Come sottolinea l’esperta, “le politiche delle principali Banche Centrali sembrano aver testato la soglia oltre la quale la loro efficacia potrebbe ridursi”. Con ogni probabilità, la spinta monetaria resterà accomodante nel 2020, con il proseguimento del QE in Europa e il possibile allargamento anche a nuove asset class in caso di ulteriore deterioramento del ciclo. “Non è da escludere un possibile nuovo taglio dei tassi da parte della FED, poiché l’inflazione rimane contenuta e al di sotto dell’obiettivo, l’economia mondiale si sta raffreddando e l’incertezza politica generale rimane elevata”, sottolinea D’Onofrio.
La Banca centrale statunitense ha ripreso ad agire sul bilancio ma è auspicabile un ricorso alla politica fiscale, soprattutto in Europa, per evitare che le economie locali continuino a rallentare. A disporre di un ampio margine di manovra è soprattutto la Germania, ma l’allentamento fiscale potrebbe richiedere del tempo per essere attuato.
Rischio politico USA
“Il ciclo più lungo della storia ha lasciato sul campo, in tutte le economie occidentali, un’elevata disuguaglianza di reddito che sta producendo un diffuso malcontento sociale”, spiega l’esperta. Negli USA, infatti, la profonda polarizzazione della ricchezza potrebbe generare una nuova ondata di protesta sociale. I riflettori, dunque, sono puntati sulle elezioni presidenziali di novembre 2020, che catalizzeranno l’attenzione dei mercati nel prossimo anno.

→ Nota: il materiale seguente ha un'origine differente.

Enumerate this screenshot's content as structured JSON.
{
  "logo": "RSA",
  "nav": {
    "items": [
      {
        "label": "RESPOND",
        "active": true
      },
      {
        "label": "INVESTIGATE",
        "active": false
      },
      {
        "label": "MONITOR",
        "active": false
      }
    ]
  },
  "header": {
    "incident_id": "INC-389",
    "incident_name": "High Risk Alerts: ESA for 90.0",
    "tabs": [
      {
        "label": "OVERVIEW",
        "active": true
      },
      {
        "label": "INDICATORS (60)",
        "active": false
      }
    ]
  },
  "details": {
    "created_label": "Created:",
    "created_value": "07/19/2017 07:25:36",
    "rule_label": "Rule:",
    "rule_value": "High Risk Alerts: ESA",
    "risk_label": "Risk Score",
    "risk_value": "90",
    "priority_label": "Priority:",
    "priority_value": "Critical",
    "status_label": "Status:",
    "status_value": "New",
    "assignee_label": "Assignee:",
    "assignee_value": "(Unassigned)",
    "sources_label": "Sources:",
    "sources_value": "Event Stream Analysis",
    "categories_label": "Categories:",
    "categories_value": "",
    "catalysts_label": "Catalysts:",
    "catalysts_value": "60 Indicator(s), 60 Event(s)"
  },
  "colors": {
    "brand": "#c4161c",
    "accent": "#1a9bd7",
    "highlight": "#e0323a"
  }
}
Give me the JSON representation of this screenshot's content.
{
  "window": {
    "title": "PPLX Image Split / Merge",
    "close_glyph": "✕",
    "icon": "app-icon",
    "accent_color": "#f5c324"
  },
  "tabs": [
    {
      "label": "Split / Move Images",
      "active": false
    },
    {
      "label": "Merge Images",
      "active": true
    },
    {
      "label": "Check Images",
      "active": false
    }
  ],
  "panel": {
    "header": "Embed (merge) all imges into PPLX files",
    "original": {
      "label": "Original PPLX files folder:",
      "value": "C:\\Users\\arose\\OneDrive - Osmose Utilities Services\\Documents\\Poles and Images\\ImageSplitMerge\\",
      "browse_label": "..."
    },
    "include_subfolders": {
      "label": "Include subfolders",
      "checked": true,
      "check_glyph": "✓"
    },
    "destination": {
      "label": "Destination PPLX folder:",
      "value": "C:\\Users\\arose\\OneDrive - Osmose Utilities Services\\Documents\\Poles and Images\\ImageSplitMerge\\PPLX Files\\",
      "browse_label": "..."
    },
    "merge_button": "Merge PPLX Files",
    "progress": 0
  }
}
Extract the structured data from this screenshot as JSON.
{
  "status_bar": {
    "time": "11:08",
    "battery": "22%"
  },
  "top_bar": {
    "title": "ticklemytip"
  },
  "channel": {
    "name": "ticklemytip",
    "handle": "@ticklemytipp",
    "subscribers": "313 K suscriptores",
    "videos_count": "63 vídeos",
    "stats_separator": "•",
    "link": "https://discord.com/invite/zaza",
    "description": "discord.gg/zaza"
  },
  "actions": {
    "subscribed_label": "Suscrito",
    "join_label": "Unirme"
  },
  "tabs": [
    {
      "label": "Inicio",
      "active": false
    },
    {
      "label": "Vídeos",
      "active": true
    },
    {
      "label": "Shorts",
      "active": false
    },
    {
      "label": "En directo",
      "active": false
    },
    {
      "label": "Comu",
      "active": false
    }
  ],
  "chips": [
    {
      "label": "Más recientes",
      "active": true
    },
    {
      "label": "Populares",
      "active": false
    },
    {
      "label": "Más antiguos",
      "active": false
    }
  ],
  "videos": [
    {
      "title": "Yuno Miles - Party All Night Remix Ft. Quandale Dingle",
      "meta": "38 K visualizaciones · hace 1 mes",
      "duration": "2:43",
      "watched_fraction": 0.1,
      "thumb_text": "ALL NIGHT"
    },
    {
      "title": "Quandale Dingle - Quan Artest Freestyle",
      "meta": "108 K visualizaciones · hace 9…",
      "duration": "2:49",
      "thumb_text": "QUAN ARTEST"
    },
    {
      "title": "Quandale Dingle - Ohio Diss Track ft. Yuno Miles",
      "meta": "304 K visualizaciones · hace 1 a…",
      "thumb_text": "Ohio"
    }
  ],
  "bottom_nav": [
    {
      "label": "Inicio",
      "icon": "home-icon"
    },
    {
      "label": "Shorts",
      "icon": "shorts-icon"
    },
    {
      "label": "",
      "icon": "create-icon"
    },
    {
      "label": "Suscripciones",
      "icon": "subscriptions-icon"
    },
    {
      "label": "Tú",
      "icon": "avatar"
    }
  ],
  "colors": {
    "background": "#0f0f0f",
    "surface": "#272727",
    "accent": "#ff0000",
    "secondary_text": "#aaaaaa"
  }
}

Opportunità d’investimento
Il mondo a tassi bassi e a crescita contenuta nel quale ci muoviamo rende l’azionario più appetibile rispetto all’obbligazionario governativo. “A livello geografico preferiamo le aree al di fuori degli USA, come l’Europa e i mercati emergenti”, spiega D’Onofrio. Queste due aree, sottolinea l’esperta, offriranno maggior valore rispetto agli USA. “L’equity americano presenta valutazioni più care rispetto al Vecchio Continente e anche sul fronte corporate le emissioni risultano più rischiose rispetto a quelle europee a parità di rating, perché maggiormente esposte al settore del petrolio e alle fluttuazioni delle sue quotazioni”.
“Confermiamo per l’azionario europeo una posizione di sovrappeso. Sui mercati emergenti torniamo ad assumere una posizione di neutralità per l’azionario, mentre manteniamo il sovrappeso per le obbligazioni in valuta forte. Il quadro generale per il 2020, dunque, è moderatamente costruttivo, pur rimanendo presenti alcuni importanti rischi politici e macroeconomici”, conclude D’Onofrio.